Being in Canada, we get plenty of our entertainment from American sources. Sometimes on TV, that comes via American broadcasters who, of course, run American commercials. And sometimes–not often, but plenty, thanks–those ads are for pharmaceuticals.
And I’m struck more often than not when those ads play, just how little of the ad time talks about what the drug is and does, vs. the litany of potential side effects the drug can cause. My theory is that with the U.S. being a very litigious country, with so many who will sue the hell out of others at the drop of a hat (indeed, the dropping of someone’s hat may spur on legal action), the pharma companies are just playing it safe and covering the bases/their asses on anything and everything that may happen as a result of people taking their new medication. That way, if someone takes the drug and loses the use of the right side of their body and tries to sue the company over it, the company can demonstrate that they’ve taken all reasonable measures in their advertising to ensure that everyone was aware that hey, that was a possible side effect.
It’s no overstatement to say that the ad screen time of the myriad side effects can run longer than everything else in the ad combined, all while the visuals carry on showing healthy families having fun in the park or grandparents being all smiles and carefree while riding a bicycle built for two along the boardwalk.
This article about this past weekend’s Oprah interview with Prince Harry and Meghan Markle covers the pouring in of tweets from UK viewers who were blown away by the American broadcaster’s ads for pharmaceuticals. In the UK, it’s not legal for pharma companies to advertise to the public, so it’s small wonder that the other end of that extreme would’ve been a culture shock to many.
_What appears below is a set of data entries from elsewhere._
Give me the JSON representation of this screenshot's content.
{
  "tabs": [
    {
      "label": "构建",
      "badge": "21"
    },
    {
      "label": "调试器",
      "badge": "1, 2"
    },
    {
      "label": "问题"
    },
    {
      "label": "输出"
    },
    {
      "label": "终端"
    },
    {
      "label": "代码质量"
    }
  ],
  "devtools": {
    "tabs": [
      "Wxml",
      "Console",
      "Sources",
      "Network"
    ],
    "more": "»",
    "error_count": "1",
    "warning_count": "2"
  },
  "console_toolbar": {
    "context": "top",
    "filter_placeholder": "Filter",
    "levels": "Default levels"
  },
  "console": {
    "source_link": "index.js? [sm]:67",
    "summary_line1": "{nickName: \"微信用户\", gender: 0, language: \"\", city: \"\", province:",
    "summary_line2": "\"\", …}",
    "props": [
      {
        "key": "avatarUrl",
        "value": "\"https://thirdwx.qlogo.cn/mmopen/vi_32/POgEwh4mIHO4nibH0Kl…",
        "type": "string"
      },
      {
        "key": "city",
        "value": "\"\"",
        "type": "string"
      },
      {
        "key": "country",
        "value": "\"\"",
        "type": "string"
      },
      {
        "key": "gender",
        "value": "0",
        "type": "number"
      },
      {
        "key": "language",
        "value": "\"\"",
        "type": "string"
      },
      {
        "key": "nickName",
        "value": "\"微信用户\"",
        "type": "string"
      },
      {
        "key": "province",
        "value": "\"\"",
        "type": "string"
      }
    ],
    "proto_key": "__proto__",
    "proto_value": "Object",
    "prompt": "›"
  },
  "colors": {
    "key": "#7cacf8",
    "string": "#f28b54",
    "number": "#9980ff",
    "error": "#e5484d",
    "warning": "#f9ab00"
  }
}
All of which inspired me to try my hand at writing some ad copy for a fictional medication for depression that I’ve called Liftupz.
For best effect, imagine the disclaimer part read by a confident-sounding voice sped up to be just barely coherent.
Do you suffer from depression? Ask your doctor if Liftupz is right for you.
Side effects of Liftupz can include dry mouth, increased blood pressure, tingling in the extremities, swelling of ankles and/or feet, loss of fingernails, mortifying body odor, vision reduced to black and white, temporary to permanent loss of all body hair, ravaging your reproductive system, extreme pica, hearing colors, the inability to stay quiet during a movie, excessive sweating, sweating blood, bleeding from eyes, bleeding from mouth, bleeding from urethra, bleeding from your friend’s urethra, brittle bone syndrome, cannibalism, becoming Schrödinger’s cat, diehard dedication to a political party you previously hated, staring into the void and the void staring back, the untimely demise of someone’s family pet, sporadic infantilism, realizing you’re in the Matrix, turning into a werewolf, shitting your pants, shitting your friend’s pants, loudly saying everything you text, all phobias at once, death, undeath, final death at the hands of a spontaneously manifested nemesis, and addiction to Liftupz.
If any American pharma company could use a copy writer, I’m available.